Today was the first time that I attempted to develop a couple of 35mm rolls and then feed them to my Pakon as soon as they were dry. It worked fantastically and after scanning I hung the rolls back up to make cutting them easier. I can see already how this will be a very unproblematic and straight forward workflow. If it wasn’t for the development and the dust-spotting the whole process would be almost as easy as a digital workflow, just without all the discards. I’m definitely on the right track now and can concentrate more on the things I actually enjoy: Shooting and developing, rather than spending ages in front of the computer.
Some rolls do need more of an intervention though, even scanned with the Pakon. The Pakon software doesn’t have a Cinestill preset and therefore results with the Pakon colour correction algorithm don’t really add up. I saved these as raw scans and then corrected them with ColorPerfect and a curves layer. With the Epson I would have had to do this as well on top of spending an hour scanning them. I prefer scanning just a few minutes.

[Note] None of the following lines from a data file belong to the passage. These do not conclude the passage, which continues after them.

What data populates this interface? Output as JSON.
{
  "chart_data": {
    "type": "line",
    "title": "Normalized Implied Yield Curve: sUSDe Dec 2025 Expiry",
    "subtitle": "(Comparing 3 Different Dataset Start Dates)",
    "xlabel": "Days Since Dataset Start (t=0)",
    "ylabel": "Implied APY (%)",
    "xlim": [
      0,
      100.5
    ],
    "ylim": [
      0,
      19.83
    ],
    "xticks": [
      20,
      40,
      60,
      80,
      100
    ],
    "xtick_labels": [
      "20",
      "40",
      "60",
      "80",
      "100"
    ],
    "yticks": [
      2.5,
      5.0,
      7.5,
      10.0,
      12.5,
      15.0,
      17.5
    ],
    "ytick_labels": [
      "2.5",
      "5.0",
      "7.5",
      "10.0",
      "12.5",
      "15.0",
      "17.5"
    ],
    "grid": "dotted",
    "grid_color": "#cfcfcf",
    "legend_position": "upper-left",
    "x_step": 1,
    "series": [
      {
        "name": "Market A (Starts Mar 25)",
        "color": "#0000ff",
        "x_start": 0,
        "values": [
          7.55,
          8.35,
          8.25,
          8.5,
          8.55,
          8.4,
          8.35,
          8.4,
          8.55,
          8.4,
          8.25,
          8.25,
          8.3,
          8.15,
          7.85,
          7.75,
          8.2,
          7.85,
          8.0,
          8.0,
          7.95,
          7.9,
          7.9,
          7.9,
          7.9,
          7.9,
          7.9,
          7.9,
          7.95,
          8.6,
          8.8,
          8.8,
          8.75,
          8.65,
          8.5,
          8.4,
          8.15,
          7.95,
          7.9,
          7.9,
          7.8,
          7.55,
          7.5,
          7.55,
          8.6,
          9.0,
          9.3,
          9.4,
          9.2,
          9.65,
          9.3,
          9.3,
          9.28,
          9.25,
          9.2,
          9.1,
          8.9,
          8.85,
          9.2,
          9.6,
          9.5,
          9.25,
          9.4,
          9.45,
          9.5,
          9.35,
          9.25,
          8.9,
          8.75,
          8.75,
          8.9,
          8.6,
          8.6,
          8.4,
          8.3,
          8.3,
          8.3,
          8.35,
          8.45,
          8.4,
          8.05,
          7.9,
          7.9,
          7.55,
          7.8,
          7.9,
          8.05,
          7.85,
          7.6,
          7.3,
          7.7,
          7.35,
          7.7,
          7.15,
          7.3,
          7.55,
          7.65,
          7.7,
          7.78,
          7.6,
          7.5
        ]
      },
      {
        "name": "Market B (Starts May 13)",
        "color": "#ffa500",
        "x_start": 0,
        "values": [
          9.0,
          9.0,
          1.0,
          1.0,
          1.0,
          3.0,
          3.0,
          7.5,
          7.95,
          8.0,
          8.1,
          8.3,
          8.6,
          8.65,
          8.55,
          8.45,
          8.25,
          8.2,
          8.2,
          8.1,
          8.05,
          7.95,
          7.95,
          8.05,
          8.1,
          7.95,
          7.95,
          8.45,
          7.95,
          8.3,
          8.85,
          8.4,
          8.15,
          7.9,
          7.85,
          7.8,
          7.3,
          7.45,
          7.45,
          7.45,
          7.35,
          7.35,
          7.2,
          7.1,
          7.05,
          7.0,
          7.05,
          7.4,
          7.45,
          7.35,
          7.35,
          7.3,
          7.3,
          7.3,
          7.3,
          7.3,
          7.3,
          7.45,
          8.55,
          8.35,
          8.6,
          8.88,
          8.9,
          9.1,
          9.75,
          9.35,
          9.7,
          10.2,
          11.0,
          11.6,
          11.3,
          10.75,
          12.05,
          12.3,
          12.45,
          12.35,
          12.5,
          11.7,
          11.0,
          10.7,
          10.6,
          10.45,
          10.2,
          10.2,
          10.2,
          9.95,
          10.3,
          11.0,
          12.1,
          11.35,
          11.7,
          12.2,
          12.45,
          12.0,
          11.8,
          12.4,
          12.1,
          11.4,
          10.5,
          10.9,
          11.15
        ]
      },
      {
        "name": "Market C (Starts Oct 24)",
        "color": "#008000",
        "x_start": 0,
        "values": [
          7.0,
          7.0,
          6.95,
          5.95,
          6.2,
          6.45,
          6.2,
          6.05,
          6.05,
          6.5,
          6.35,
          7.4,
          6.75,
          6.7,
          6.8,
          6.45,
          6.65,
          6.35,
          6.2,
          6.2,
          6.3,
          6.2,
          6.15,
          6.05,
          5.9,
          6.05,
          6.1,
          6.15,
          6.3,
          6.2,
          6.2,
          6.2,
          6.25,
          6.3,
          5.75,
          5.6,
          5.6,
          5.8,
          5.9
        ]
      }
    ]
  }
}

And obviously, with standard consumer films I don’t need to do any additional colour correction at all.
All pictures taken with: Leica M6 + Zeiss ZM C-Biogon 35mm f/2.8.
Cinestill 800T @1600 developed in Tetenal C41 Kit, 1+.
Creepiest Christmas decoration ever.
I love the colours in this one.
Same goes for this.
I posted a black and white picture of this one already, but in colour it’s completely different.
Those crepes would kill me, but they were sure doing photogenic work!
One of them gave me the finger a few seconds later.
Ah, festivals make people lose all sense of embarrassment.